We will define the random_forest_forecast() function, which will use the sklearn library's Random Forest model, fit it to the provided training data, and return the predicted values for the given test dataset.

Code

# Python program to define the function to fit the random forest model of the sklearn library and return the predicted values

def random_forest_forecast(train, test_x):
 # transforming the given list of data into an array
 train = asarray(train)

 # Splitting the data into the input and output columns
 train_x, train_y = train[:, : -1], train[:, -1]

 # Creating an instance of the Random Forests model class of the sklearn library
 model = RandomForestRegressor(n_estimators = 1000)

 # Fitting the model to the training dataset
 model.fit(train_x, train_y)

 # We will use the prediction method of the model class to find the prediction values of the input test dataset
 y_hat = model.predict([test_x])
 return y_hat[0]

We have created all the functions we need for the modeling and prediction. The next step is to load the dataset we will use to implement our methods.

Random Forest for Time Series

In this final part, we will see how to implement the Random Forest regression to forecast the time series data values.

We will use common univariate time series data to focus on the model's working. Also, we have prepared the methods for the univariate data only.

To test the model, we will use a standard univariate time series dataset to make the predictions on the dataset.

The code we have used can be used to understand the procedure of time series forecasting using the Random Forest model. We can extend the functionality to implement these methods on the multivariate data for multivariate forecasting, but we will need to make some changes to the methods.

We will use the time series dataset of daily female births, which contains the number of females born in a month. The data is recorded for three years.

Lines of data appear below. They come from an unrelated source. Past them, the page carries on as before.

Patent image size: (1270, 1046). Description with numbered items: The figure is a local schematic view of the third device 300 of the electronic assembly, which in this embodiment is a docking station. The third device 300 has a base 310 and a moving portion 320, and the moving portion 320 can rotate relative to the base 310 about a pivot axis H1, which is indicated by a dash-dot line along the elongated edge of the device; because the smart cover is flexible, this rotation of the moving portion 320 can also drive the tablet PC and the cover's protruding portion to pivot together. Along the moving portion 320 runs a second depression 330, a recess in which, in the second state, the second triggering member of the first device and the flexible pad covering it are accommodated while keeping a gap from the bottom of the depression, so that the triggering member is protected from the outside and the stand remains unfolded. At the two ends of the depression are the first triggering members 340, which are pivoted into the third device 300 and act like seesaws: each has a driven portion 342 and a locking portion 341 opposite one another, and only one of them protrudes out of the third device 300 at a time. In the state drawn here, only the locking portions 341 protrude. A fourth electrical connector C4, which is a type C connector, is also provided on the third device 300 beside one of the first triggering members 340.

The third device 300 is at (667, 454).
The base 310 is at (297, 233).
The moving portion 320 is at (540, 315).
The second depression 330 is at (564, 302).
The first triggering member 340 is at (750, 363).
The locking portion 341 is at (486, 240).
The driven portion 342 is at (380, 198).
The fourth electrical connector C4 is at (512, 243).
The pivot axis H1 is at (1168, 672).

One can download the dataset using the below link:

https://raw.githubusercontent.com/jbrownlee/Datasets/master/daily-total-female-births.csv

Let us take a look at the dataset. These are the raw values.

"Date", "Births"
"1959-01-01",35
"1959-01-02",32
"1959-01-03",30
"1959-01-04",31
...

First, let us load this dataset in the current workspace and plot it.

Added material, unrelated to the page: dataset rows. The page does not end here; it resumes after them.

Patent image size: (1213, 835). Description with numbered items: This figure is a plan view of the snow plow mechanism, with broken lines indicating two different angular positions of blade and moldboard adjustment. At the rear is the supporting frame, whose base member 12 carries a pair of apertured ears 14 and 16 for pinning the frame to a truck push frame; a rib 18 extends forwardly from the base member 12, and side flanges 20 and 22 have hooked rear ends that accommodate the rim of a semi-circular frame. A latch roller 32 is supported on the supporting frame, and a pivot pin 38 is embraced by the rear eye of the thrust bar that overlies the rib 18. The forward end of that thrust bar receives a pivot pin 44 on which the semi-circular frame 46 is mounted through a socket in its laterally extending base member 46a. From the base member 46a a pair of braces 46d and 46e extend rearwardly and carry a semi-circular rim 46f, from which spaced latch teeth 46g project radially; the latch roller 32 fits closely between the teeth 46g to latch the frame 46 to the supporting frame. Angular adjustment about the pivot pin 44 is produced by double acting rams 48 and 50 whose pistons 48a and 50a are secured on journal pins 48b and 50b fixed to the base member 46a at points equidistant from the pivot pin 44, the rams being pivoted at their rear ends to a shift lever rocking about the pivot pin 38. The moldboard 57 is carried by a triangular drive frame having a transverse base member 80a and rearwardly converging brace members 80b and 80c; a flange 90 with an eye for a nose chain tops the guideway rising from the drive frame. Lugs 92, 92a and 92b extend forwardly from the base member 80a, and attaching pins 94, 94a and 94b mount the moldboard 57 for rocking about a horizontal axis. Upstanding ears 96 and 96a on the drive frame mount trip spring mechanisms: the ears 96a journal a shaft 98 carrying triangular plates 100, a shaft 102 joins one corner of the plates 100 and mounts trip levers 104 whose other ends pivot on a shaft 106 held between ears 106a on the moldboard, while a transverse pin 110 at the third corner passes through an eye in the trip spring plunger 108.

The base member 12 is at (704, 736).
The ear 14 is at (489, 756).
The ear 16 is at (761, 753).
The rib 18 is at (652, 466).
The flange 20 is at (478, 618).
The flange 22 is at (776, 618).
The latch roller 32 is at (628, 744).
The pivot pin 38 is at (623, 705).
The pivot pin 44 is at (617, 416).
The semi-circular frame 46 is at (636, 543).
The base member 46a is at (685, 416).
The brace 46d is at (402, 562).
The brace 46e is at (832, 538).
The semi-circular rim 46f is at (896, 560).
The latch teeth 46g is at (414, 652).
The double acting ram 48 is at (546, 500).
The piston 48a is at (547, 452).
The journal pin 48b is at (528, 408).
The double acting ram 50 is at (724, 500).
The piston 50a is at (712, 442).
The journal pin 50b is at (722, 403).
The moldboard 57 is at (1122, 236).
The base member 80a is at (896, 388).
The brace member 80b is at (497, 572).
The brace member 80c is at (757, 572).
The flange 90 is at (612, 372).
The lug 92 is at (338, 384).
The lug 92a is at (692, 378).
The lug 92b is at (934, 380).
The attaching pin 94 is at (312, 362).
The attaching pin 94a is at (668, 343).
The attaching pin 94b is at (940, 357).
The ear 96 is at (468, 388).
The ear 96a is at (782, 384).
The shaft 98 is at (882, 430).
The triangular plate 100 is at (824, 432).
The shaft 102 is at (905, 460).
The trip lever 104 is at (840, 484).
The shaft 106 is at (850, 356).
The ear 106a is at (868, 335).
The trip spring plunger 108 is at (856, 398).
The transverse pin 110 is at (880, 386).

Below is the code to load and plot it.

Code

# Python program to load the dataset and plot it

# loading the time series dataset
series = read_csv('https://raw.githubusercontent.com/jbrownlee/Datasets/master/daily-total-female-births.csv', header = 0, index_col = 0)
v = series.values
# plotting the dataset
pyplot.plot(v)
pyplot.show()

Output:

Random Forest for Time Series Forecasting

This is the line plot of the time series data. We cannot see any obvious trend or seasonality in the data.

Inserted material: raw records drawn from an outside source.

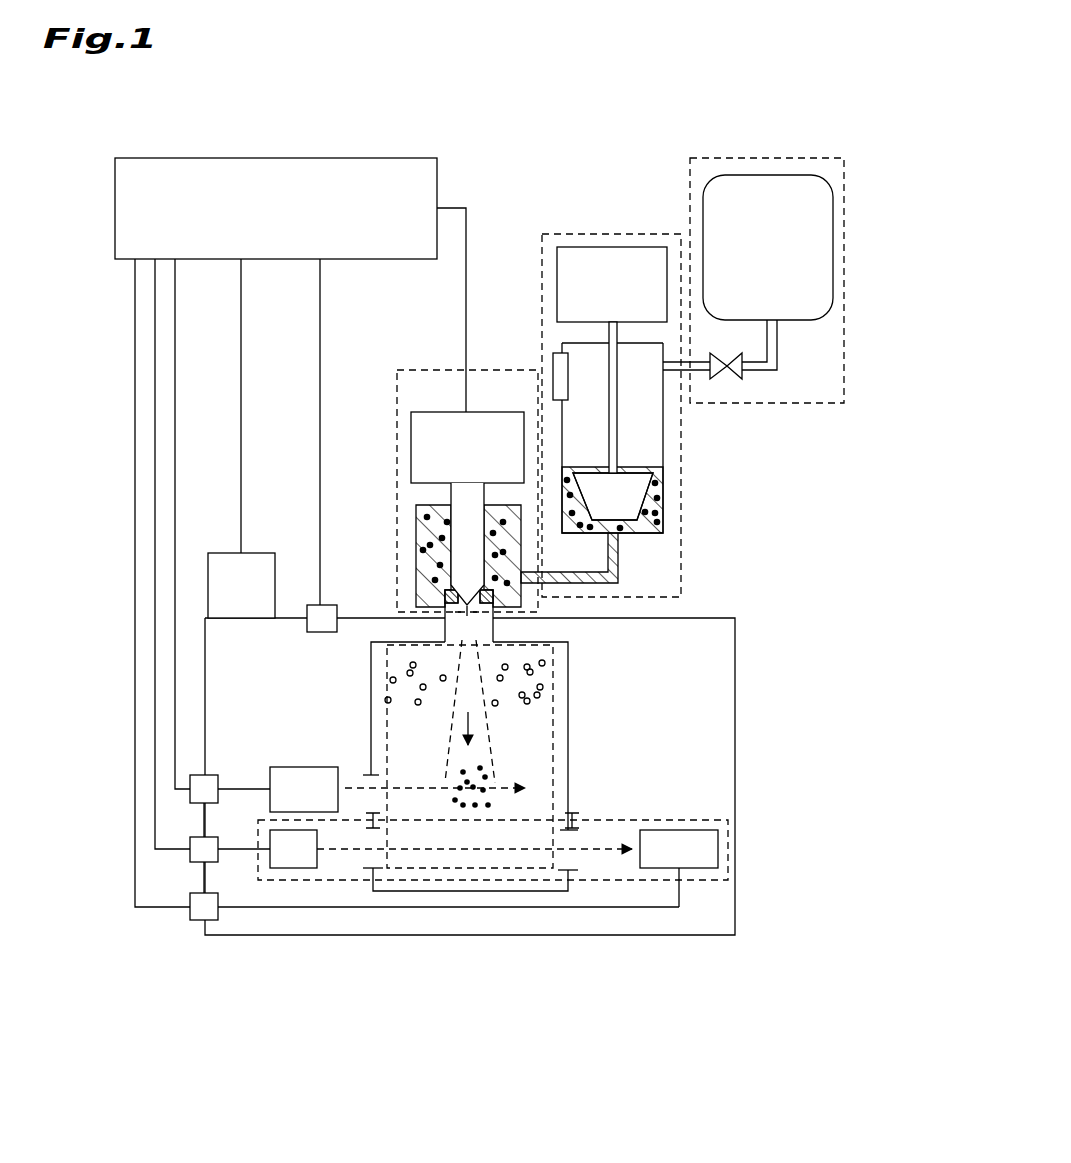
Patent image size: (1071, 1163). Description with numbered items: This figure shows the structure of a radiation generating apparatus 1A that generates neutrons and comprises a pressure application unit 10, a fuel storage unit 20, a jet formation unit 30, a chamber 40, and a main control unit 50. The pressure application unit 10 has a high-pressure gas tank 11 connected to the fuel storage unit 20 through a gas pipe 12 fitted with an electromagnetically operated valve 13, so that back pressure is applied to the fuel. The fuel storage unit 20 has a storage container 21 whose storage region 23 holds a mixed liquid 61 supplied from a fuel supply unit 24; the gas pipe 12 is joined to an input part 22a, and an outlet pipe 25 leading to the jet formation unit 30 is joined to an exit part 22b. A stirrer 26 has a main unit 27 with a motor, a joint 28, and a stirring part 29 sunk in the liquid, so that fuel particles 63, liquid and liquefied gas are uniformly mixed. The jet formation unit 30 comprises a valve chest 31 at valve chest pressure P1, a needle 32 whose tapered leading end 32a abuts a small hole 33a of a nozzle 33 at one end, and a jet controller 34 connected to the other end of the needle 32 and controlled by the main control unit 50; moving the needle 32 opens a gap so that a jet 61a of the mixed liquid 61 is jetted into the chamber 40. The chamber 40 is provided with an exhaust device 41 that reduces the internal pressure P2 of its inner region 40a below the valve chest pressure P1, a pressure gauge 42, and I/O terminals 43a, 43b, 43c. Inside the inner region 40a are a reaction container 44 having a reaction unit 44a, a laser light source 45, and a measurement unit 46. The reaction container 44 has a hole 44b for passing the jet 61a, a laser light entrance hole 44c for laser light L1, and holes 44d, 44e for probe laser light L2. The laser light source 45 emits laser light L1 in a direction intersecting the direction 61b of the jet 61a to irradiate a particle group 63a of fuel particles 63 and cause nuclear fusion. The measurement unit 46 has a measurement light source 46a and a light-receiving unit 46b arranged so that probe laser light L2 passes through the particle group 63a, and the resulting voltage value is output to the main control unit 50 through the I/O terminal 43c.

The radiation generating apparatus 1A is at (725, 68).
The pressure application unit 10 is at (847, 207).
The high-pressure gas tank 11 is at (833, 260).
The gas pipe 12 is at (777, 342).
The valve 13 is at (732, 378).
The fuel storage unit 20 is at (632, 234).
The storage container 21 is at (674, 445).
The input part 22a is at (660, 375).
The exit part 22b is at (620, 550).
The storage region 23 is at (645, 362).
The fuel supply unit 24 is at (553, 360).
The outlet pipe 25 is at (625, 583).
The stirrer 26 is at (613, 240).
The main unit 27 is at (577, 258).
The joint 28 is at (607, 330).
The stirring part 29 is at (663, 503).
The jet formation unit 30 is at (425, 368).
The valve chest 31 is at (416, 537).
The needle 32 is at (451, 494).
The leading end 32a is at (466, 640).
The nozzle 33 is at (445, 595).
The small hole 33a is at (493, 620).
The jet controller 34 is at (411, 432).
The chamber 40 is at (736, 688).
The inner region 40a is at (715, 643).
The exhaust device 41 is at (215, 553).
The pressure gauge 42 is at (318, 605).
The I/O terminal 43a is at (204, 775).
The I/O terminal 43b is at (190, 858).
The I/O terminal 43c is at (200, 920).
The reaction container 44 is at (568, 672).
The reaction unit 44a is at (553, 725).
The hole 44b is at (445, 632).
The laser light entrance hole 44c is at (370, 775).
The hole 44d is at (365, 868).
The hole 44e is at (590, 870).
The laser light source 45 is at (288, 767).
The measurement unit 46 is at (667, 820).
The measurement light source 46a is at (288, 868).
The light-receiving unit 46b is at (718, 858).
The main control unit 50 is at (370, 158).
The mixed liquid 61 is at (655, 472).
The jet 61a is at (455, 727).
The direction 61b is at (472, 730).
The fuel particles 63 is at (665, 527).
The particle group 63a is at (506, 760).
The valve chest pressure P1 is at (416, 508).
The internal pressure P2 is at (252, 662).
The laser light L1 is at (347, 787).
The probe laser light L2 is at (342, 850).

Now bringing everything together and running the model.

Code

# Converting the time series data into supervised learning using the series_to_supervised() function created above
data = series_to_supervised(v, In = 6)

# evaluating the model using the walk_forward_validation cross-validation method that we created above
mae, y, y_hat = walk_forward_validation(data, 12)
print('The MAE score is: ', mae)
# plotting the true and the predicted values in the same plot
pyplot.plot(y, label = 'True Values')
pyplot.plot(y_hat, label = 'Predicted Values')
pyplot.legend()
pyplot.show()

Output:

expected values = 42.0, predicted values = 45.583
expected values = 53.0, predicted values = 43.804
expected values = 39.0, predicted values = 41.545
expected values = 40.0, predicted values = 38.352
expected values = 38.0, predicted values = 42.782
expected values = 44.0, predicted values = 48.077
expected values = 34.0, predicted values = 42.743
expected values = 37.0, predicted values = 36.669
expected values = 52.0, predicted values = 37.75
expected values = 48.0, predicted values = 41.899
expected values = 55.0, predicted values = 43.849
expected values = 50.0, predicted values = 44.999
The MAE score is: 5.950666666666668